My daughter is surrounded by family and friends who love her. My story refutes the activists’ narrative. They don’t like that. They were looking for the holes in my story and my assessment of what happened with my daughter, and there were none. I know my daughter, as most mothers do.

The only hole my critics could poke was the wound in me that is still raw from people in my life who didn’t believe I knew my daughter and that I might not be supporting and loving her the “correct” way. I might be harming my “special” and “fragile” child by questioning her assessment of herself at a mere 11 years old. These are people whom I thought were friends. Some of them were family. They’re people whom I thought knew me as a loving, competent parent. That all went out the window the moment my daughter used the word “transgender.”

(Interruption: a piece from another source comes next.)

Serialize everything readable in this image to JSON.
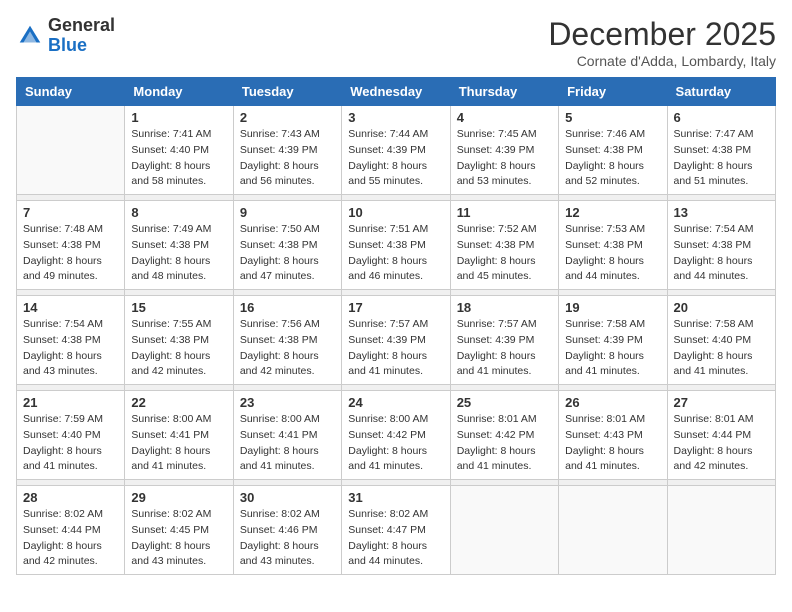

The mothers whom I’ve met through this experience are warrior moms. Some of the strongest, maybe. We fight for our children and for the children of others against powerful forces that want to tear us down, shake our foundations, and take our children from us because we are concerned about their long-term health and happiness. We know them. They came from our bodies. That knowing can’t be usurped. 

In the end, we’re the ones who are there, waiting to catch them, wrap them in our arms, bring them home, kiss their wounds, and help them feel whole again. We are not the villains in their story. We’re the ones who will reflect the truth because we know enabling a lie is not helping them.

As was suggested on “Dr. Phil,” the activists might hope my daughter’s story ends differently. Indeed, her story isn’t finished. Neither is mine. We all grow and change. Most adults understand this. Peddlers of “gender” want her to come back to their cult. She has escaped; they don’t have her. I did my best to put up healthy guardrails. Those guardrails helped put her on a safe path. For now, that is my story, her story, and our story.